In the second study, Brazilian researchers showed that about one-third of adults throughout the world are at high risk of disease because of their lack of physical activity.
The researchers defined the recommended amounts of moderate activity as at least 30 minutes or more, five times per week, or vigorous activity for 20 minutes three times per week. They found that inactivity rises with age. It is more prevalent in high-income countries and is higher in women than men.
Of note, several low-income countries in Africa and the poorest regions of Latin America had inconclusive data to properly show inactivity rates for the study.
A third paper conducted by University of Tennessee researchers analyzed successful and promising interventions that can be used to work more physical activity into daily life.
"Because even moderate physical activity such as walking and cycling can have substantial health benefits, understanding strategies that can increase these behaviors in different regions and cultures has become a public health priority," Dr. Gregory Heath, lead author of the study, said in a statement.
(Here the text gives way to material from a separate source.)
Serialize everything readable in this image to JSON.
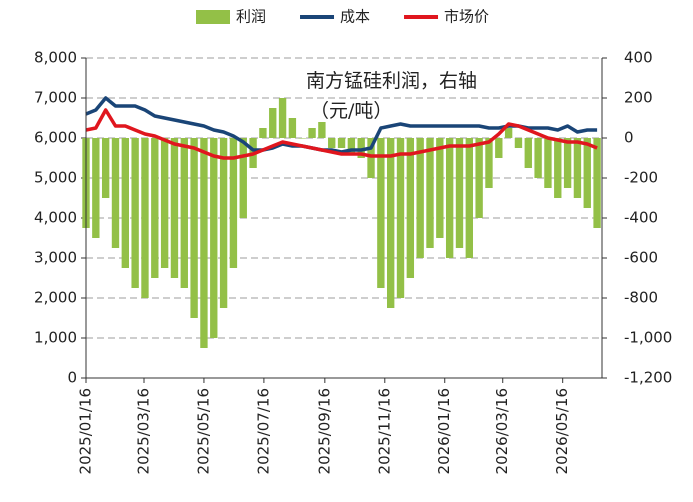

After examining more 100 reviews of exercise interventions between 2001 and 2001, researchers found that the most successful ones included community exercise events and social support networks, such as buddy systems and walking clubs. Creating surrounding areas that are conducive to walking, biking and running encouraged people to get out and exercise more, and several studies showed that lighting and aesthetics of exercise areas can improve levels by up to 50 percent.
Whether technology or apps, running paths or lighted parks are available, Keith Ayoob, associate professor of pediatrics at Albert Einstein School of Medicine in New York said, it's important to "just move. Period."
"There's no substitute for low-tech moving, but there are apps and such that can motivate and help track," said Ayoob. "And we need to learn to decrease sedentary leisure activities. Sometimes you have to just power down to strengthen up."
With so many people throughout the world connected to mobile devices, there is indeed a place for apps. Researchers from the CDC found that text messages and other communications through mobile devices could successfully contribute to exercise interventions.
Finally, in a fifth paper, researchers said the prevalence of inactivity and its extreme effect on global health makes the problem a pandemic.
"The response to physical inactivity has been incomplete, unfocused, and most certainly understaffed and underfunded, particularly compared with other risk factors for non-communicable diseases," Dr. Harold W. Kohl, III of The University of Texas Health School of Public Health and lead author of the fifth paper, said in a statement.
Kohl and his colleagues noted in the study that exercise should be worked into a multifaceted system in society, through transportation, education, government, medical prevention and public health programs. Community-based efforts, rather than focusing on individual physicality, will be more beneficial in increasing exercise worldwide.
"The analysis here is convincing," said Katz of the Lancet series. "And common sense supports the conclusion reached by science: Failure to put our innate animal vitality through its native paces is taken life from our years, and years from our lives."